Identifier la forme d'un texte argumentatif indirectExercice fondamental

Quelle est la forme des textes argumentatifs suivants ?

« Ainsi, mon cher ami, vous allez donc partir !
Adieu ; laissez les sots blâmer votre folie.
Quel que soit le chemin, quel que soit l'avenir,
Le seul guide en ce monde est la main d'une amie. »
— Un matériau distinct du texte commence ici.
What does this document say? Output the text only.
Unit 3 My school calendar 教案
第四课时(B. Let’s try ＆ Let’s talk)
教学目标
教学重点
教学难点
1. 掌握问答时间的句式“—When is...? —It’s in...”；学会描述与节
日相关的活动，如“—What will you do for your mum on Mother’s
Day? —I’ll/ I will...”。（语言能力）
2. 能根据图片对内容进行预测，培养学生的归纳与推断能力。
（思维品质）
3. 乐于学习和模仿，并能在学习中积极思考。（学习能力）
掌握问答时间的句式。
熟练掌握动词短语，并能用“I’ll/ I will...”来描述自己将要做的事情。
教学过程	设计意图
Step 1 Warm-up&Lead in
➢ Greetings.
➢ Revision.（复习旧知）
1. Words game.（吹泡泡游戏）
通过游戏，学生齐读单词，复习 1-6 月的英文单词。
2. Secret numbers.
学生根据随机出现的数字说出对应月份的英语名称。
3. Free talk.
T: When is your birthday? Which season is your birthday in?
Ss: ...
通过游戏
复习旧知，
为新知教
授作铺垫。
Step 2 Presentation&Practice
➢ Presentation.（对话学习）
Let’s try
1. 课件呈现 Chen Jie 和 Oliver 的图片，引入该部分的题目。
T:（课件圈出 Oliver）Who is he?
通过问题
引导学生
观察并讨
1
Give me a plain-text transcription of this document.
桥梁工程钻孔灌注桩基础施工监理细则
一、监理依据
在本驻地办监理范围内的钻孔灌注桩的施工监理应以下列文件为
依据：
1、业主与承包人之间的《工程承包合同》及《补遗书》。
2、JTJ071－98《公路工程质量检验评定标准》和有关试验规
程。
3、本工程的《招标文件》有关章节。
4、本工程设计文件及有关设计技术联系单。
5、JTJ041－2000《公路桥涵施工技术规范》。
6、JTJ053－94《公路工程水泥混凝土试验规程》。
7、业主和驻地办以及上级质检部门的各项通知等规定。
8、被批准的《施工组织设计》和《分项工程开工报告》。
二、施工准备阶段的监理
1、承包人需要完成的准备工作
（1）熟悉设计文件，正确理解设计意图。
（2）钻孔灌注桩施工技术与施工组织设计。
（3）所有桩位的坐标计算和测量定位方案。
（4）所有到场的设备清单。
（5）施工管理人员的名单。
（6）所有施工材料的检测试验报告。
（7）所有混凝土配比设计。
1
Alfred de Musset, « À M.A.T », Poésies nouvelles, 1850

« MARIANNE. − De qui parlez-vous, et quel mal ai-je causé ?
OCTAVE. − Un mal le plus cruel de tous, car c'est un mal sans espérance ; le plus terrible, car c'est un mal qui se chérit lui-même et repousse la coupe salutaire jusque dans la main de l'amitié, un mal qui fait pâlir les lèvres sous des poisons plus doux que l'ambroisie, et qui fond en une pluie de larmes le coeur le plus dur, comme la perle de Cléopâtre ; un mal que tous les aromates, toute la science humaine ne sauraient soulager, et qui se nourrit du vent qui passe, du parfum d'une rose fanée, du refrain d'une chanson, et qui suce l'éternel aliment de ses souffrances dans tout ce qui l'entoure, comme une abeille son miel dans tous les buissons d'un jardin.
MARIANNE. − Me direz-vous le nom de ce mal ?
OCTAVE. − Que celui qui est digne de le prononcer vous le dise, que les rêves de vos nuits, que ces orangers verts, cette fraîche cascade vous l'apprennent ; que vous puissiez le chercher un beau soir, vous le trouverez sur vos lèvres ; son nom n'existe pas sans lui. »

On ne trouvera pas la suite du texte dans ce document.